Episode 030: A Little Help From My Friends

It’s All About Communication. I don’t know when the team is going to be able to resume the climb again, or even if their gear has been blown off the mountain. This storm is still raging and it feels like there’s no end in sight. If the gear cached on the North Col or above is gone, then it’s game over. Period.

Ben just returned from a solo trip to the Rhonbuk Monastery. He had been thinking about making the 14km round-trip for a few days now. So far all he’s had time to tell me about the experience was that he was offered a can of Coca Cola and spent some time praying with our friend; the Lama who conducted our Puja a few weeks ago. I can’t say for sure what transpired down there since I wasn’t present, but I can tell you what happened when he returned.

A few minutes ago, Pasang our ABC cook returned to base camp for some rest and good news. Some sherpa had climbed to the North Col to check on the conditions of various teams’ gear. It was confirmed that our equipment is still there. It hadn’t been blown off of the mountain.

We’re so thankful that Pasang has come down. I think of that runner in ancient Greece who traveled 26km from Marathon to Athens to communicate an important message. Pasang traveled 22km from ABC to BC to give us the good news.

The timing is interesting, though. Seconds after hearing from Pasang, Ben walked up, returning from the Monastery. Coincidence? I don’t think so. This is Tibet, and there’s a certain power and mysticism about this place that I really can’t put into words. All I can say is, I wasn’t surprised.

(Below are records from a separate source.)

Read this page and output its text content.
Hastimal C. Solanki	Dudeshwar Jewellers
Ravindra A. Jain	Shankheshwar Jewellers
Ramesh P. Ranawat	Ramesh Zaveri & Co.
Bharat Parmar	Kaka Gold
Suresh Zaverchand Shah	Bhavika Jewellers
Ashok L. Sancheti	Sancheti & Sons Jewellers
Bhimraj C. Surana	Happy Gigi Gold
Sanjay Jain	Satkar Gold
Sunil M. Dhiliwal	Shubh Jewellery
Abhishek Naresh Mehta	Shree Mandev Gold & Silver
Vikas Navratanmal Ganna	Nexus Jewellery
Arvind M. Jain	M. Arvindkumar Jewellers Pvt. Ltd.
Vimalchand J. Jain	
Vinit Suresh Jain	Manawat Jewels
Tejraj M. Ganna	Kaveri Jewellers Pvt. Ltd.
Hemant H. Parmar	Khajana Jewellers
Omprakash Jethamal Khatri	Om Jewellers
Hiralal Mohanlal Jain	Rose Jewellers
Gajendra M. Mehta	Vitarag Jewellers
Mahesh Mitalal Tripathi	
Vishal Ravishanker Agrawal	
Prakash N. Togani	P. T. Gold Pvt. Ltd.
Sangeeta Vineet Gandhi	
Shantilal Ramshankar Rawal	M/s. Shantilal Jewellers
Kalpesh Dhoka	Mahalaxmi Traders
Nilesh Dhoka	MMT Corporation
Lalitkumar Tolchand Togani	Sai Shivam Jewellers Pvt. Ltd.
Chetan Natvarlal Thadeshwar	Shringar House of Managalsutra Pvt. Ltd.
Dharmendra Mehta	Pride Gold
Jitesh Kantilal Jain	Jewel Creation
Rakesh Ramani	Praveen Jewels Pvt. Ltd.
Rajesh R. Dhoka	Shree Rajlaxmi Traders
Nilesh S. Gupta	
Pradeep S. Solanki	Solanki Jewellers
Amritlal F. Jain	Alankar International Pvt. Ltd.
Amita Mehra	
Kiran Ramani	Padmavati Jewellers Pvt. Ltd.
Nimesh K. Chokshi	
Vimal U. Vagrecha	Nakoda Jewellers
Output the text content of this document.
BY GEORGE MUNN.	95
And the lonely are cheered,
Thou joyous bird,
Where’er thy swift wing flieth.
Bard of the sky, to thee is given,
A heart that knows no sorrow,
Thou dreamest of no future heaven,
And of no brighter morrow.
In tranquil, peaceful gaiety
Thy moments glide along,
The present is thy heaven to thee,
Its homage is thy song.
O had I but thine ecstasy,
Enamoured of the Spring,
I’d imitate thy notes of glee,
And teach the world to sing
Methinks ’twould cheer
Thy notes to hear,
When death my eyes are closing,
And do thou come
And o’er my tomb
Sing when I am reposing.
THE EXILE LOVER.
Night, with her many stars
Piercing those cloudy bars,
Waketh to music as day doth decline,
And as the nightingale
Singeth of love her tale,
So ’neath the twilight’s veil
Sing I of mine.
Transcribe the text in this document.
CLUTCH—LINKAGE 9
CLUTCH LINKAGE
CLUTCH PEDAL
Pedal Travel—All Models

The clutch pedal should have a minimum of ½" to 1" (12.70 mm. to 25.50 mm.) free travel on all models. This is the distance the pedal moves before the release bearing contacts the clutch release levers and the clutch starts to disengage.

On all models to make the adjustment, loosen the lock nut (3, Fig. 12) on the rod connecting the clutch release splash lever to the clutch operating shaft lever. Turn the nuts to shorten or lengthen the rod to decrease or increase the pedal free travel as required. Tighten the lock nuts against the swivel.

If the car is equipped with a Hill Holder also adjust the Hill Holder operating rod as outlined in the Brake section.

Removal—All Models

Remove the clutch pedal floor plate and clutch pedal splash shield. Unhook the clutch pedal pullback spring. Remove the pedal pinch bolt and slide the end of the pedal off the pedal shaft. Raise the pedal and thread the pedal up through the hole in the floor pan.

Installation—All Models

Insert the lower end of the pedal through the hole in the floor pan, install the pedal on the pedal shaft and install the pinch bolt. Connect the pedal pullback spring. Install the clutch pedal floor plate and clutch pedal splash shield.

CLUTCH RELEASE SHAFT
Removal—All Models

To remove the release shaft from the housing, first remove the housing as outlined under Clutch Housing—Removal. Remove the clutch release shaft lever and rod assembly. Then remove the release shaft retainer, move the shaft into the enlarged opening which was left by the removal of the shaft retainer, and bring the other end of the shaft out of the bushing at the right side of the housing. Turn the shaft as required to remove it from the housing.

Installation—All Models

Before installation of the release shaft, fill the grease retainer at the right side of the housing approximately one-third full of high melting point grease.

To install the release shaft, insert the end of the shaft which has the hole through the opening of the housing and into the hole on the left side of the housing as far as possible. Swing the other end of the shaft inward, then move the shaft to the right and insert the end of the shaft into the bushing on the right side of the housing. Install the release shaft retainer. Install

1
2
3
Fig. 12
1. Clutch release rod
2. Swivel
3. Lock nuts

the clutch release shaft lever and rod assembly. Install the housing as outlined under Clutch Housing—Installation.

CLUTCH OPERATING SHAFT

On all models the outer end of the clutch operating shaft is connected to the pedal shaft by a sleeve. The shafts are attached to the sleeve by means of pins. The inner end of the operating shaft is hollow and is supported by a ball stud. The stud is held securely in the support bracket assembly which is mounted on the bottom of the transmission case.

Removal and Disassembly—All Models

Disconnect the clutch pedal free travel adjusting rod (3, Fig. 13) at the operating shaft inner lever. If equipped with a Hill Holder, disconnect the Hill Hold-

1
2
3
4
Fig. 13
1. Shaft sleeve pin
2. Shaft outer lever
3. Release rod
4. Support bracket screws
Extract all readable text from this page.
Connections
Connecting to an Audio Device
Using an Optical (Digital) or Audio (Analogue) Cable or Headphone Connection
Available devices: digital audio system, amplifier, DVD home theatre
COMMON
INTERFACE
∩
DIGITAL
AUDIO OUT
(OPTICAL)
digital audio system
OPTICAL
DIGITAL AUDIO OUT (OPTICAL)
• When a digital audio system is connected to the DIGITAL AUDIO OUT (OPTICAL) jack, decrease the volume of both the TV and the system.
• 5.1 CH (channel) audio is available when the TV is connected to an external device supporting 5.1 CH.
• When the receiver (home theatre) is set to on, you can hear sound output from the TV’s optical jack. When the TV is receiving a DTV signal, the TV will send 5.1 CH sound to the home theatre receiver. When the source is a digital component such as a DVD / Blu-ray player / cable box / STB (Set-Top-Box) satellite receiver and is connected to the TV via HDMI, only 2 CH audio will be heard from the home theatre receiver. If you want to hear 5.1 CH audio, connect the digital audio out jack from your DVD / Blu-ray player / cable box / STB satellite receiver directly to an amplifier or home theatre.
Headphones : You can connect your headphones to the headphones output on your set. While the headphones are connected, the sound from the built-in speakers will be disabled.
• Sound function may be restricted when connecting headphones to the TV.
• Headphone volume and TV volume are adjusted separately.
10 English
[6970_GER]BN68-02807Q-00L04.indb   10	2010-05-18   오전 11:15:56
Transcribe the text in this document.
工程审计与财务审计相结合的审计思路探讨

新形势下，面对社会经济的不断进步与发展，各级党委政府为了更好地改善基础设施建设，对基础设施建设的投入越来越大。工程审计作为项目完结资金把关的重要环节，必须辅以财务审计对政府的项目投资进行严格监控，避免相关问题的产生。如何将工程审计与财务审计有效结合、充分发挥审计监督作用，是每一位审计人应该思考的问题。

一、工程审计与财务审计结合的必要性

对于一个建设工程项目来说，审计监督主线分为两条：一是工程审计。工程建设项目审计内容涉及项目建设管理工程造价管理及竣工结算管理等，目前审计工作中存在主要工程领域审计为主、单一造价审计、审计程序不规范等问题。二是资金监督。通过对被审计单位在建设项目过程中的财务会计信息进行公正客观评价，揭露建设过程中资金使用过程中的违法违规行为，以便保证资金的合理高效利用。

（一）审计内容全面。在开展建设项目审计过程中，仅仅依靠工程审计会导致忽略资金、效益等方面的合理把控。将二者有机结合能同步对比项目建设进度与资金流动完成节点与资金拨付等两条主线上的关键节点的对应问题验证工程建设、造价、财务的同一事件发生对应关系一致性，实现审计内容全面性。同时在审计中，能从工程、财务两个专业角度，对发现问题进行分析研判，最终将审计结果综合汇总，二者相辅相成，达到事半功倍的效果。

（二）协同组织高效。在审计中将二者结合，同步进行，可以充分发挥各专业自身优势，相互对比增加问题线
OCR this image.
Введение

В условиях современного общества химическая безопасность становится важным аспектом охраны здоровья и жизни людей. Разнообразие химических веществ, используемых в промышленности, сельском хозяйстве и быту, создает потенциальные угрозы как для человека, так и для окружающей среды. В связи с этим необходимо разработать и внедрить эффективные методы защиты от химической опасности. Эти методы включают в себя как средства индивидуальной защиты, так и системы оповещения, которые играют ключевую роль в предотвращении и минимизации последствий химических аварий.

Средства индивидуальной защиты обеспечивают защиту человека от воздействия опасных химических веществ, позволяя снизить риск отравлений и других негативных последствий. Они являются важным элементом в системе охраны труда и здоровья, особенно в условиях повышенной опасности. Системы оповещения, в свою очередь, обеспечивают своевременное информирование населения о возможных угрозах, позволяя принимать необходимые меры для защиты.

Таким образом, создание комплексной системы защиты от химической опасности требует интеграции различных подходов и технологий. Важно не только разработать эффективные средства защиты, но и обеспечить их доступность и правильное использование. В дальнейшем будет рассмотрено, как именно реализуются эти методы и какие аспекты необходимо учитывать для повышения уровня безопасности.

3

The gear is still in place. The game is not over. Period.

Jon Miller

Total Running Time: 18:18

Dispatch 31, May 6, 2003: Mount Everest Base-camp

Like any other day during this storm it was unsafe to venture upward towards the mountain. I chose a different path. Concerned and deeply moved by the culture that surrounds the mountain and in turn gives it it’s meaning, I traveled through the gale to the Rhonbuk Monastery to visit a Llama or High priest who has been praying for our expedition.
I did not come to Tibet to undergo a metaphysical transformation of religious beliefs. I also did not come here to absorb the trendy “Free Tibet” lingo of radicals who have never been here or seen the squat toilets we share with Tibetans.

For what it is worth, I have not seen an absence of smiles and some Tibetans are proud of the growth in opportunity since the Chinese occupation. I don’t say this because I am a thoughtless man, I say it because I am critical, analytical and truth seeking. These traits keep me objective and grounded in reality despite such surreal liftoffs from the daily American routine. Sometimes though, the truth is a stretch I must swallow and endorse, no matter how fantastic.

I visited the monk to investigate the tales and legends of Mount Everest or Chomolungma its Tibetan name. Although based on folklore and widespread variations over 5 million people on both sides of the peak do not call it Everest, when translated they refer to it as “the Mother Goddess of the Earth”. I argue against numbers regularly, but not 5 million people in the direct vicinity, not against my own experience here. It is an experience on a mountain with people from 15 nations interwoven with conversations and exchanges with a Llama, a high priest who has lived 4.5 miles from this mountain for over ten years.

The Llama has visited us regularly since we had our puja blessing ceremony and told me that he prays for me regularly. I let him use my sat-phone and he returned with seeds blessed by the Oracle of the State of the Dalai Llama, he said these would protect me.

I walked away from ABC as the storm began its approach. When the winds began to ravage the mountain he told me it was because something is angering the peak. The largest commercial expedition, one utilizing a contest and that has overlooked and used the culture here, lost all their tents on the upper mountain. He offered me a Coke for my return to base-camp as a gesture to me for caring so much about learning about him and his culture.

When I returned to base-camp, our cook had returned from the ghost-town and wind torn ABC. He had news. Out of the tents at the North Col, perched on an unprotected ledge, crowded out of the protected area by large commercial expeditions, lies a single tent where once there were six. This tent has no fly on it and broken poles, but by the mercy of something, that tent is still there, in it lays our gear to continue the climb.

Somehow, we have beaten the odds! Somehow we were of the few granted mercy by the mountain.